Armed with a massive amount of probes on a single array or a complete genomic library from NGS technologies, the whole genome can now be investigated in one experiment. While creating a revolution in cancer, genomic technologies still suffer from difficulties in data analysis [23-25]. Core issues include noise and testing too many hypotheses. Since most genes are not aberrantly expressed in a cell, gene expression fluctuates about its healthy homeostatic mean. Thus, each gene has a variable range of expression values that may be any random value. If we are not careful, we can mistakenly associate a large deviation from expression as significant, even though the expression was just a fluctuation in the cancer sample. Biologists attempt to mitigate this difficulty by increasing the number of technical replicates, limiting technical errors, as well as increasing biological replicates reducing the impact of “passenger” genes — genes that are altered, but non-drivers in the cancer.

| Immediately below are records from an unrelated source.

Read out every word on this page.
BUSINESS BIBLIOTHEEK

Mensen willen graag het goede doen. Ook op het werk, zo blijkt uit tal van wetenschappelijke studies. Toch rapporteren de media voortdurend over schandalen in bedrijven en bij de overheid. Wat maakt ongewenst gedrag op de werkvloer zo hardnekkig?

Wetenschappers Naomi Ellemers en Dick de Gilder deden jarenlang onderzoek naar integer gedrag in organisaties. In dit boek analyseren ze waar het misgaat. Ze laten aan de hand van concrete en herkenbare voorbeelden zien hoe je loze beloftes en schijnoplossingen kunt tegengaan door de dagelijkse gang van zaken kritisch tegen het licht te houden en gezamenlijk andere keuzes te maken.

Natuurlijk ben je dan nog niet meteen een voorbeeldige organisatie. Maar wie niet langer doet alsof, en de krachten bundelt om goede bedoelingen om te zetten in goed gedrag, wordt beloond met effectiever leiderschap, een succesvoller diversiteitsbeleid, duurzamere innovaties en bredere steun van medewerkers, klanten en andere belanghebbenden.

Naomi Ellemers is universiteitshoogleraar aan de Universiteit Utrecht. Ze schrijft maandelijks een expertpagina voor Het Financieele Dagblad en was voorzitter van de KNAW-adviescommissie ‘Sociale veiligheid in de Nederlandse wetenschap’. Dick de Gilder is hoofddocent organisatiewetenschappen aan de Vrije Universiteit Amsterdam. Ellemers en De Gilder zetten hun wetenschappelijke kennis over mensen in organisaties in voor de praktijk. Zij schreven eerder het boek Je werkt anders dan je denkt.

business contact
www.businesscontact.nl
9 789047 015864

Despite these efforts, it is still difficult to distinguish between a significant change and a normal statistical fluctuation. For example, suppose a gene is suspected to be upregulated. The expression mean is found from biological replicates of our cancer and healthy replicates. These means can be compared using a t-test, which makes the assumption that the t-statistic follows the t-distribution. If our measurement is significantly differentially expressed, then the t-statistic will be in the far tails of the t-distribution, returning a small p-value — a measure of how extreme an observation is [26]. This problem is further compounded when we test tens-of-thousands of genes where there is a greater chance of seeing a large statistical fluctuation. We need to be even stricter in what we call a significant expression change as opposed to a normal statistical fluctuation. Typically, the p-value is corrected using, for example, a Bonferonni correction. This then boils down to filtering out what gene is important, what gene is not, and what genes your analysis suggests are important but really are not. The last of these three are called “false positives.” These investigations can be further improved upon through the use of the false discovery rate that determines how likely the “positive” finding is a true positive (a real result) [27,28].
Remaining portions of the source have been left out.